Berdasarkan KMB, wilayah Indonesia meliputi bekas wilayah Hindia Belanda, kecuali Papua—yang dalam perjanjian akan diserahkan setahun setelahnya. Namun, setelah lebih dari setahun, Papua yang kaya hasil tambang itu tak kunjung diserahkan. Indonesia tentu saja berang. Apalagi KMB sangat merugikan Indonesia karena keharusan membayar utang Hindia Belanda sebesar 4,3 miliar gulden.
KMB kemudian dibatalkan. Bukan cuma itu, perusahaan-perusahaan Belanda yang beroperasi di Indonesia dinasionalisasi. kekayaan negara tentu bertambah dari sini. Selain itu, pengusiran atas orang-orang Belanda pun dilakukan. Salah satu yang terusir itu terdapat penyanyi keroncong Wieteke van Dort yang terkenal dengan lagu "Geef Mij Maar Nasi Goreng" (1979).
Belanda Masih Ingin Berkuasa
Belanda mencium gelagat buruk dan berusaha memperkuat Papua. Belanda lalu bersikap manis kepada orang-orang asli Papua. Pada Februari 1961 ada pemilihan anggota parlemen baru dan Komite Nasional Papua pun mereka bentuk pada 19 Oktober 1961.
Pertahanan Papua juga diperkuat. Selain dengan kekuatan militer Belanda yang ada, memberdayakan orang-orang Papua pun dilakukan.

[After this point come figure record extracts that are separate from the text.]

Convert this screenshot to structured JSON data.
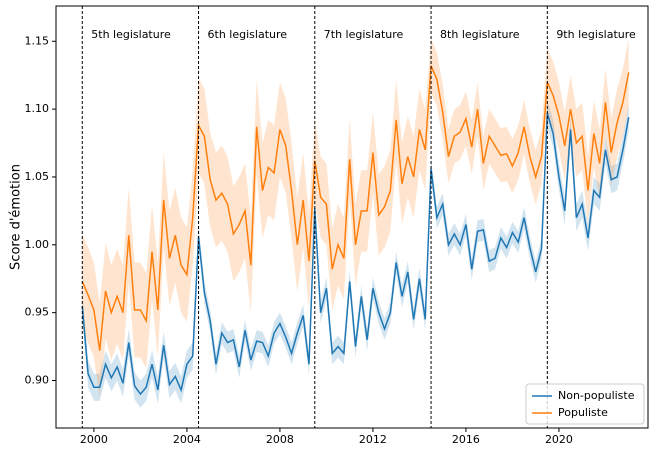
{
  "chart_data": {
    "type": "line",
    "y_label": "Score d'émotion",
    "x": [
      1999.5,
      1999.75,
      2000,
      2000.25,
      2000.5,
      2000.75,
      2001,
      2001.25,
      2001.5,
      2001.75,
      2002,
      2002.25,
      2002.5,
      2002.75,
      2003,
      2003.25,
      2003.5,
      2003.75,
      2004,
      2004.25,
      2004.5,
      2004.75,
      2005,
      2005.25,
      2005.5,
      2005.75,
      2006,
      2006.25,
      2006.5,
      2006.75,
      2007,
      2007.25,
      2007.5,
      2007.75,
      2008,
      2008.25,
      2008.5,
      2008.75,
      2009,
      2009.25,
      2009.5,
      2009.75,
      2010,
      2010.25,
      2010.5,
      2010.75,
      2011,
      2011.25,
      2011.5,
      2011.75,
      2012,
      2012.25,
      2012.5,
      2012.75,
      2013,
      2013.25,
      2013.5,
      2013.75,
      2014,
      2014.25,
      2014.5,
      2014.75,
      2015,
      2015.25,
      2015.5,
      2015.75,
      2016,
      2016.25,
      2016.5,
      2016.75,
      2017,
      2017.25,
      2017.5,
      2017.75,
      2018,
      2018.25,
      2018.5,
      2018.75,
      2019,
      2019.25,
      2019.5,
      2019.75,
      2020,
      2020.25,
      2020.5,
      2020.75,
      2021,
      2021.25,
      2021.5,
      2021.75,
      2022,
      2022.25,
      2022.5,
      2022.75,
      2023
    ],
    "series": [
      {
        "name": "Non-populiste",
        "color": "#1f77b4",
        "values": [
          0.955,
          0.905,
          0.895,
          0.895,
          0.912,
          0.902,
          0.91,
          0.898,
          0.928,
          0.896,
          0.89,
          0.895,
          0.912,
          0.893,
          0.926,
          0.897,
          0.903,
          0.893,
          0.912,
          0.918,
          1.006,
          0.965,
          0.944,
          0.912,
          0.935,
          0.928,
          0.93,
          0.91,
          0.937,
          0.915,
          0.929,
          0.928,
          0.918,
          0.935,
          0.942,
          0.932,
          0.92,
          0.935,
          0.948,
          0.912,
          1.027,
          0.95,
          0.968,
          0.92,
          0.925,
          0.92,
          0.973,
          0.925,
          0.962,
          0.93,
          0.968,
          0.95,
          0.938,
          0.95,
          0.987,
          0.962,
          0.98,
          0.945,
          0.975,
          0.945,
          1.056,
          1.02,
          1.03,
          1.0,
          1.008,
          1.0,
          1.015,
          0.982,
          1.01,
          1.011,
          0.988,
          0.99,
          1.005,
          0.998,
          1.009,
          1.002,
          1.02,
          0.998,
          0.98,
          0.997,
          1.097,
          1.082,
          1.05,
          1.025,
          1.085,
          1.02,
          1.03,
          1.005,
          1.04,
          1.035,
          1.07,
          1.048,
          1.05,
          1.07,
          1.094
        ],
        "error": [
          0.01,
          0.01,
          0.01,
          0.01,
          0.01,
          0.01,
          0.01,
          0.01,
          0.01,
          0.01,
          0.01,
          0.01,
          0.01,
          0.01,
          0.01,
          0.01,
          0.01,
          0.01,
          0.01,
          0.01,
          0.008,
          0.008,
          0.008,
          0.008,
          0.008,
          0.008,
          0.008,
          0.008,
          0.008,
          0.008,
          0.008,
          0.008,
          0.008,
          0.008,
          0.008,
          0.008,
          0.008,
          0.008,
          0.008,
          0.008,
          0.008,
          0.008,
          0.008,
          0.008,
          0.008,
          0.008,
          0.008,
          0.008,
          0.008,
          0.008,
          0.008,
          0.008,
          0.008,
          0.008,
          0.008,
          0.008,
          0.008,
          0.008,
          0.008,
          0.008,
          0.008,
          0.008,
          0.008,
          0.008,
          0.008,
          0.008,
          0.008,
          0.008,
          0.008,
          0.008,
          0.008,
          0.008,
          0.008,
          0.008,
          0.008,
          0.008,
          0.008,
          0.008,
          0.008,
          0.008,
          0.01,
          0.01,
          0.01,
          0.01,
          0.01,
          0.01,
          0.01,
          0.01,
          0.01,
          0.01,
          0.01,
          0.01,
          0.01,
          0.01,
          0.01
        ]
      },
      {
        "name": "Populiste",
        "color": "#ff7f0e",
        "values": [
          0.973,
          0.963,
          0.952,
          0.922,
          0.966,
          0.95,
          0.962,
          0.95,
          1.007,
          0.952,
          0.952,
          0.944,
          0.995,
          0.952,
          1.033,
          0.99,
          1.007,
          0.985,
          0.978,
          1.02,
          1.088,
          1.08,
          1.048,
          1.033,
          1.038,
          1.03,
          1.008,
          1.015,
          1.025,
          0.985,
          1.087,
          1.04,
          1.057,
          1.053,
          1.085,
          1.073,
          1.04,
          1.0,
          1.033,
          0.988,
          1.062,
          1.035,
          1.03,
          0.982,
          1.0,
          0.99,
          1.063,
          1.0,
          1.025,
          1.025,
          1.068,
          1.022,
          1.028,
          1.04,
          1.092,
          1.045,
          1.065,
          1.05,
          1.085,
          1.07,
          1.132,
          1.122,
          1.098,
          1.065,
          1.08,
          1.083,
          1.093,
          1.072,
          1.1,
          1.06,
          1.08,
          1.073,
          1.066,
          1.067,
          1.058,
          1.068,
          1.087,
          1.065,
          1.05,
          1.065,
          1.12,
          1.11,
          1.095,
          1.073,
          1.1,
          1.075,
          1.08,
          1.04,
          1.082,
          1.06,
          1.105,
          1.068,
          1.09,
          1.105,
          1.127
        ],
        "error": [
          0.035,
          0.035,
          0.035,
          0.035,
          0.035,
          0.035,
          0.035,
          0.035,
          0.035,
          0.035,
          0.035,
          0.035,
          0.035,
          0.035,
          0.035,
          0.035,
          0.035,
          0.035,
          0.035,
          0.035,
          0.035,
          0.035,
          0.035,
          0.035,
          0.035,
          0.035,
          0.035,
          0.035,
          0.035,
          0.035,
          0.035,
          0.035,
          0.035,
          0.035,
          0.035,
          0.035,
          0.035,
          0.035,
          0.035,
          0.035,
          0.03,
          0.03,
          0.03,
          0.03,
          0.03,
          0.03,
          0.03,
          0.03,
          0.03,
          0.03,
          0.03,
          0.03,
          0.03,
          0.03,
          0.03,
          0.03,
          0.03,
          0.03,
          0.03,
          0.03,
          0.02,
          0.02,
          0.02,
          0.02,
          0.02,
          0.02,
          0.02,
          0.02,
          0.02,
          0.02,
          0.02,
          0.02,
          0.02,
          0.02,
          0.02,
          0.02,
          0.02,
          0.02,
          0.02,
          0.02,
          0.025,
          0.025,
          0.025,
          0.025,
          0.025,
          0.025,
          0.025,
          0.025,
          0.025,
          0.025,
          0.025,
          0.025,
          0.025,
          0.025,
          0.025
        ]
      }
    ],
    "vlines": [
      {
        "value": 1999.5,
        "label": "5th legislature"
      },
      {
        "value": 2004.5,
        "label": "6th legislature"
      },
      {
        "value": 2009.5,
        "label": "7th legislature"
      },
      {
        "value": 2014.5,
        "label": "8th legislature"
      },
      {
        "value": 2019.5,
        "label": "9th legislature"
      }
    ],
    "xlim": [
      1998.37,
      2023.83
    ],
    "ylim": [
      0.865,
      1.176
    ],
    "xticks": [
      2000,
      2004,
      2008,
      2012,
      2016,
      2020
    ],
    "yticks": [
      {
        "value": 0.9,
        "label": "0.90"
      },
      0.95,
      {
        "value": 1.0,
        "label": "1.00"
      },
      1.05,
      {
        "value": 1.1,
        "label": "1.10"
      },
      1.15
    ],
    "legend": "lower right"
  }
}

“Pada tanggal 4 April 1960 Belanda mengirimkan kapal-induk ,,Karel Doorman'' ke Irian Barat, dengan alasan mengadakan "Pameran Bendera" (Vlagvertoon) yang diikuti beberapa kapal perang lainnya," tulis buku Irian Barat daerah kita (1962: 30) yang dirilis Departemen Penerangan RI.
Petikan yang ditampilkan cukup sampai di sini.